Rules of evidence are developed to assist the judge in his/her attempt to determine the true version of events, and therefore make a fair and responsible ruling. However, there are certain types of communications that are so important that they must be protected, even if this means that the truth may be obscured. These communications are referred to as being “privileged”.
There are several types of relationships that give rise to privilege. One would be the lawyer-client relationship. Any conversation between a client and their lawyer cannot be repeated by the lawyer without express permission from the client. The purpose of this rule is to enable people to be completely honest with their lawyer in an attempt to protect their freedom. The lawyer could not defend the client to the best of her ability without all of the facts. But the client may not want to be completely honest about their case if they knew the lawyer could tell other people.
There are exceptions to this rule. For example, if you consult a lawyer because you want to kill someone and you are looking for advice on how you can do this and escape punishment, these communications will not be privileged; in fact, that lawyer likely has an obligation to report you.
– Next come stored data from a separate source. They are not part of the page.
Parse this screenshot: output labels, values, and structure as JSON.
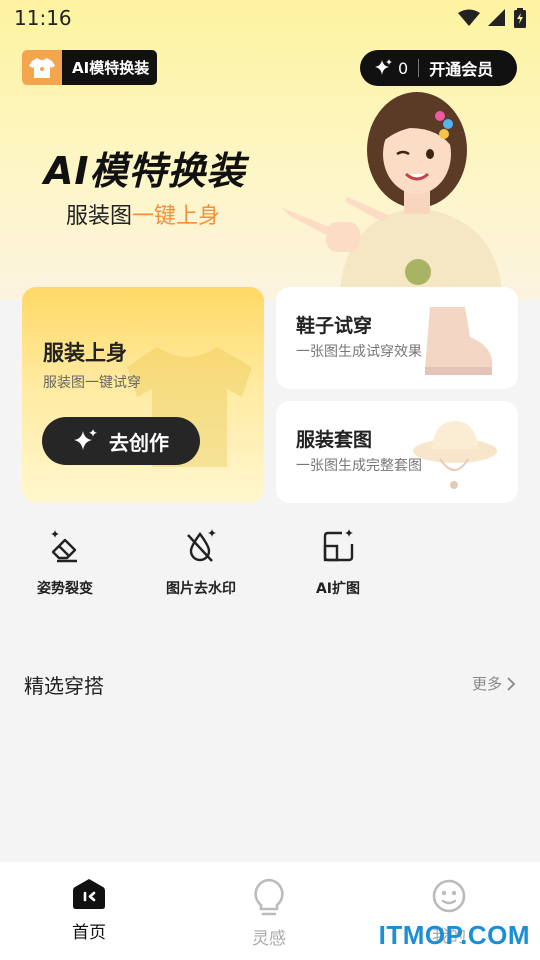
{
  "status_bar": {
    "time": "11:16"
  },
  "header": {
    "app_badge_label": "AI模特换装",
    "credits_count": "0",
    "vip_button_label": "开通会员"
  },
  "hero": {
    "title": "AI模特换装",
    "subtitle_plain": "服装图",
    "subtitle_accent": "一键上身"
  },
  "features": {
    "main": {
      "title": "服装上身",
      "subtitle": "服装图一键试穿",
      "button_label": "去创作"
    },
    "shoes": {
      "title": "鞋子试穿",
      "subtitle": "一张图生成试穿效果"
    },
    "outfit_set": {
      "title": "服装套图",
      "subtitle": "一张图生成完整套图"
    }
  },
  "tools": [
    {
      "label": "姿势裂变",
      "icon": "eraser-sparkle-icon"
    },
    {
      "label": "图片去水印",
      "icon": "no-droplet-icon"
    },
    {
      "label": "AI扩图",
      "icon": "expand-image-icon"
    }
  ],
  "section": {
    "title": "精选穿搭",
    "more_label": "更多"
  },
  "bottom_nav": [
    {
      "label": "首页",
      "icon": "home-icon",
      "active": true
    },
    {
      "label": "灵感",
      "icon": "lightbulb-icon",
      "active": false
    },
    {
      "label": "我的",
      "icon": "smiley-icon",
      "active": false
    }
  ],
  "watermark": "ITMOP.COM",
  "colors": {
    "accent_orange": "#f2913b",
    "dark": "#111111",
    "hero_yellow": "#fdf3a0",
    "watermark_blue": "#1a8fd6"
  }
}
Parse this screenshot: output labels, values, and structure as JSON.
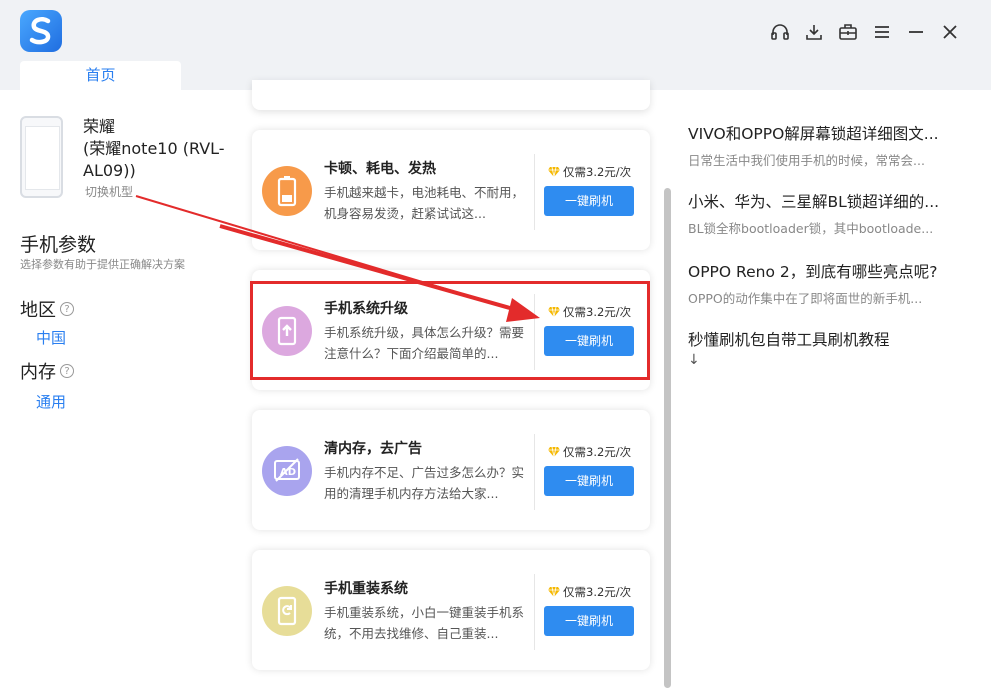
{
  "window": {
    "tab_home": "首页",
    "icons": [
      "headset-icon",
      "download-icon",
      "toolbox-icon",
      "menu-icon",
      "minimize-icon",
      "close-icon"
    ]
  },
  "device": {
    "brand": "荣耀",
    "model": "(荣耀note10 (RVL-AL09))",
    "switch_label": "切换机型"
  },
  "params": {
    "title": "手机参数",
    "subtitle": "选择参数有助于提供正确解决方案",
    "region_label": "地区",
    "region_value": "中国",
    "memory_label": "内存",
    "memory_value": "通用"
  },
  "cards": [
    {
      "title": "卡顿、耗电、发热",
      "desc": "手机越来越卡，电池耗电、不耐用，机身容易发烫，赶紧试试这...",
      "price": "仅需3.2元/次",
      "button": "一键刷机",
      "icon": "battery-icon",
      "icon_color": "#f79a4a"
    },
    {
      "title": "手机系统升级",
      "desc": "手机系统升级，具体怎么升级？需要注意什么？下面介绍最简单的...",
      "price": "仅需3.2元/次",
      "button": "一键刷机",
      "icon": "upgrade-icon",
      "icon_color": "#dca8df"
    },
    {
      "title": "清内存，去广告",
      "desc": "手机内存不足、广告过多怎么办？实用的清理手机内存方法给大家...",
      "price": "仅需3.2元/次",
      "button": "一键刷机",
      "icon": "ad-block-icon",
      "icon_color": "#a9a4ee"
    },
    {
      "title": "手机重装系统",
      "desc": "手机重装系统，小白一键重装手机系统，不用去找维修、自己重装...",
      "price": "仅需3.2元/次",
      "button": "一键刷机",
      "icon": "reinstall-icon",
      "icon_color": "#e7dd98"
    }
  ],
  "articles": [
    {
      "title": "VIVO和OPPO解屏幕锁超详细图文...",
      "desc": "日常生活中我们使用手机的时候，常常会..."
    },
    {
      "title": "小米、华为、三星解BL锁超详细的...",
      "desc": "BL锁全称bootloader锁，其中bootloade..."
    },
    {
      "title": "OPPO Reno 2，到底有哪些亮点呢?",
      "desc": "OPPO的动作集中在了即将面世的新手机..."
    },
    {
      "title": "秒懂刷机包自带工具刷机教程",
      "arrow": "↓"
    }
  ],
  "colors": {
    "accent": "#2a7ff0",
    "button": "#2f8cf0",
    "highlight": "#e32b2b",
    "diamond": "#f5b800"
  }
}
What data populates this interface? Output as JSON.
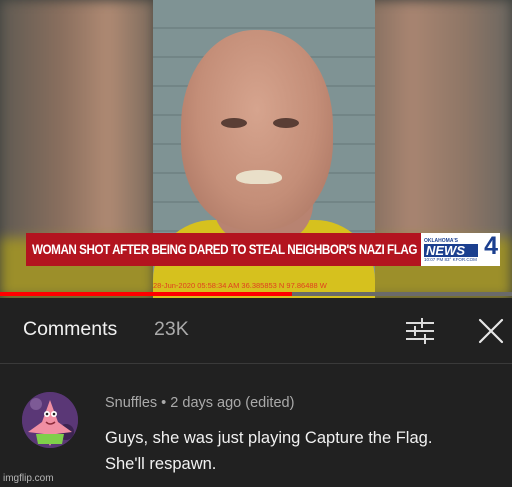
{
  "video": {
    "headline": "WOMAN SHOT AFTER BEING DARED TO STEAL NEIGHBOR'S NAZI FLAG",
    "logo": {
      "top_text": "OKLAHOMA'S",
      "news": "NEWS",
      "channel": "4",
      "info": "10:07 PM  83° KFOR.COM"
    },
    "ticker": "28-Jun-2020 05:58:34 AM  36.385853 N 97.86488 W",
    "progress": 0.57,
    "accent_color": "#ff0000",
    "banner_color": "#b3141f"
  },
  "comments_header": {
    "title": "Comments",
    "count": "23K",
    "filter_icon": "sort-filter-icon",
    "close_icon": "close-icon"
  },
  "comment": {
    "author": "Snuffles",
    "time": "2 days ago (edited)",
    "separator": "•",
    "lines": [
      "Guys, she was just playing Capture the Flag.",
      "She'll respawn."
    ]
  },
  "watermark": "imgflip.com"
}
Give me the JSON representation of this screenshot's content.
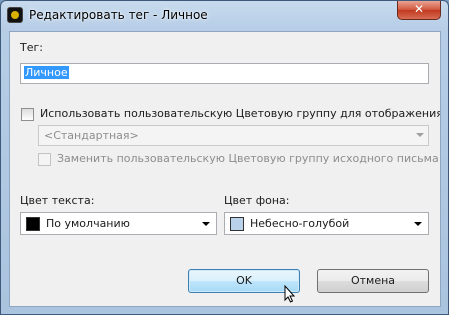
{
  "window": {
    "title": "Редактировать тег - Личное",
    "close_symbol": "✕"
  },
  "form": {
    "tag_label": "Тег:",
    "tag_value": "Личное",
    "use_color_checkbox": {
      "label": "Использовать пользовательскую Цветовую группу для отображения пис",
      "checked": false
    },
    "color_group_select": {
      "value": "<Стандартная>",
      "enabled": false
    },
    "replace_checkbox": {
      "label": "Заменить пользовательскую Цветовую группу исходного письма",
      "checked": false,
      "enabled": false
    },
    "text_color": {
      "label": "Цвет текста:",
      "value": "По умолчанию",
      "swatch": "#000000"
    },
    "bg_color": {
      "label": "Цвет фона:",
      "value": "Небесно-голубой",
      "swatch": "#b9d1ea"
    }
  },
  "buttons": {
    "ok": "OK",
    "cancel": "Отмена"
  }
}
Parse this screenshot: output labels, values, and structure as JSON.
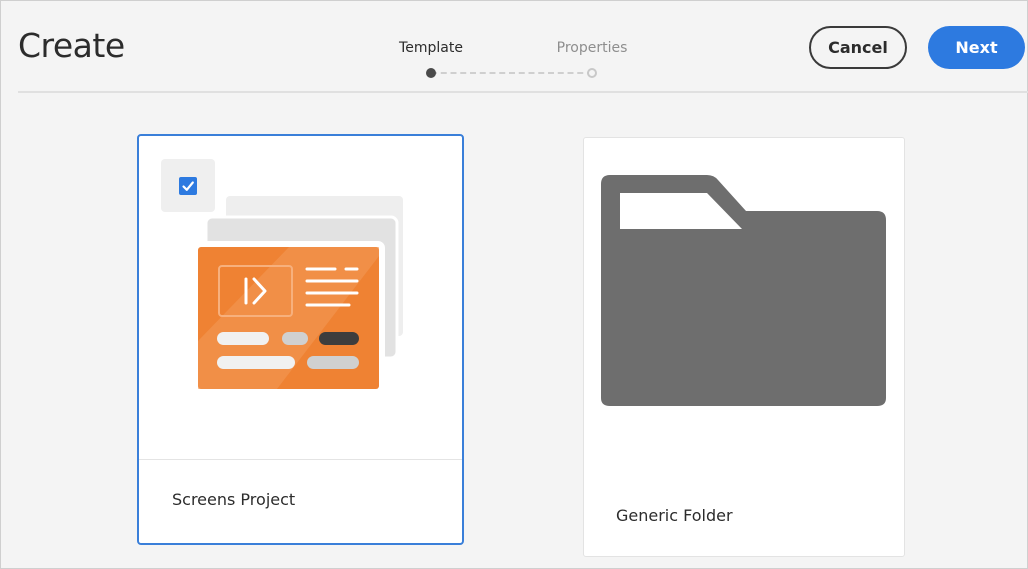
{
  "header": {
    "title": "Create",
    "steps": [
      {
        "label": "Template",
        "state": "current"
      },
      {
        "label": "Properties",
        "state": "upcoming"
      }
    ],
    "cancel_label": "Cancel",
    "next_label": "Next"
  },
  "templates": [
    {
      "label": "Screens Project",
      "selected": true,
      "icon": "screens-project-thumbnail"
    },
    {
      "label": "Generic Folder",
      "selected": false,
      "icon": "folder-icon"
    }
  ],
  "colors": {
    "accent": "#2d7ae0",
    "selected_border": "#3a7fd9",
    "thumbnail_orange": "#ef8233",
    "folder_gray": "#6e6e6e"
  }
}
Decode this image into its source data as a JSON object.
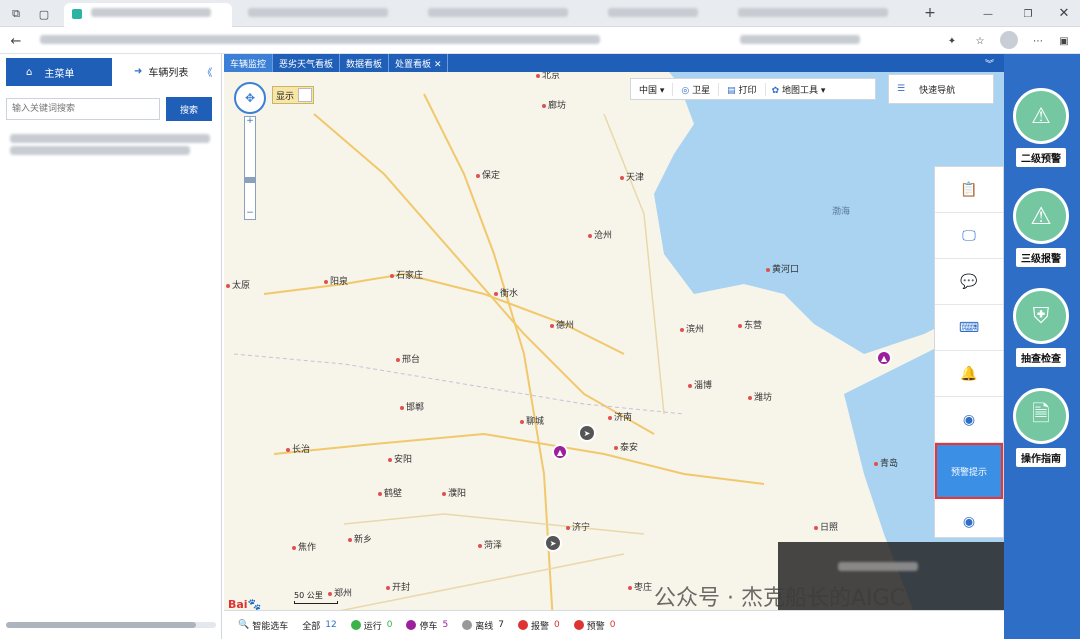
{
  "browser": {
    "tab_active_label": "",
    "new_tab": "+"
  },
  "left": {
    "main_menu": "主菜单",
    "vehicle_list": "车辆列表",
    "search_placeholder": "输入关键词搜索",
    "search_button": "搜索"
  },
  "tabs": [
    {
      "label": "车辆监控"
    },
    {
      "label": "恶劣天气看板"
    },
    {
      "label": "数据看板"
    },
    {
      "label": "处置看板"
    }
  ],
  "map": {
    "display_toggle": "显示",
    "toolbar": {
      "region": "中国",
      "satellite": "卫星",
      "print": "打印",
      "map_tools": "地图工具",
      "quick_nav": "快速导航"
    },
    "scale": "50 公里",
    "sea_label": "渤海",
    "cities": [
      "北京",
      "廊坊",
      "天津",
      "保定",
      "沧州",
      "石家庄",
      "太原",
      "阳泉",
      "衡水",
      "德州",
      "邢台",
      "滨州",
      "东营",
      "邯郸",
      "济南",
      "淄博",
      "潍坊",
      "聊城",
      "泰安",
      "长治",
      "安阳",
      "鹤壁",
      "濮阳",
      "济宁",
      "焦作",
      "新乡",
      "菏泽",
      "开封",
      "郑州",
      "枣庄",
      "日照",
      "青岛",
      "黄河口"
    ]
  },
  "float_panel": {
    "highlight_label": "预警提示"
  },
  "right_panel": {
    "buttons": [
      {
        "label": "二级预警"
      },
      {
        "label": "三级报警"
      },
      {
        "label": "抽查检查"
      },
      {
        "label": "操作指南"
      }
    ]
  },
  "status_bar": {
    "smart_select": "智能选车",
    "all_label": "全部",
    "all_count": "12",
    "running_label": "运行",
    "running_count": "0",
    "parked_label": "停车",
    "parked_count": "5",
    "offline_label": "离线",
    "offline_count": "7",
    "alarm_label": "报警",
    "alarm_count": "0",
    "warning_label": "预警",
    "warning_count": "0"
  },
  "watermark": "公众号 · 杰克船长的AIGC"
}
Another example would be instances of suspected child abuse. As in the medical profession, if a lawyer believes that a child is in an abusive situation they are obligated to report this to the authorities even if they have learned about the abuse through privileged communications with their client.
A second type of privilege would be marital privilege. A spouse cannot be forced to testify against another spouse with regard to the communications made between them while married. The purpose of this rule is to help protect the sanctity of marriage. Obviously forcing a person to testify against their spouse would cause irreparable damage to their relationship. It would also put a spouse in a position where they would have to choose between the possibility of perjury charges or betraying their spouse. It is interesting to note that in Canada a spouse is not forbidden from testifying, but allowed to choose not to. This privilege likely does not apply after divorce.
A third type of privilege would be the right of privilege against self-incrimination. Canadian human rights legislation protects this right. This type of privilege means that a person who is accused of a crime cannot be forced to testify in their own defense. One reason often cited for this would be the fact that the government has so many resources available to them to assist them in convicting an accused person. The accused person may only have the help of an over-worked, under-paid lawyer to assist in their defense. Given this imbalance, some would argue that the government has enough help convicting without forcing the accused to testify.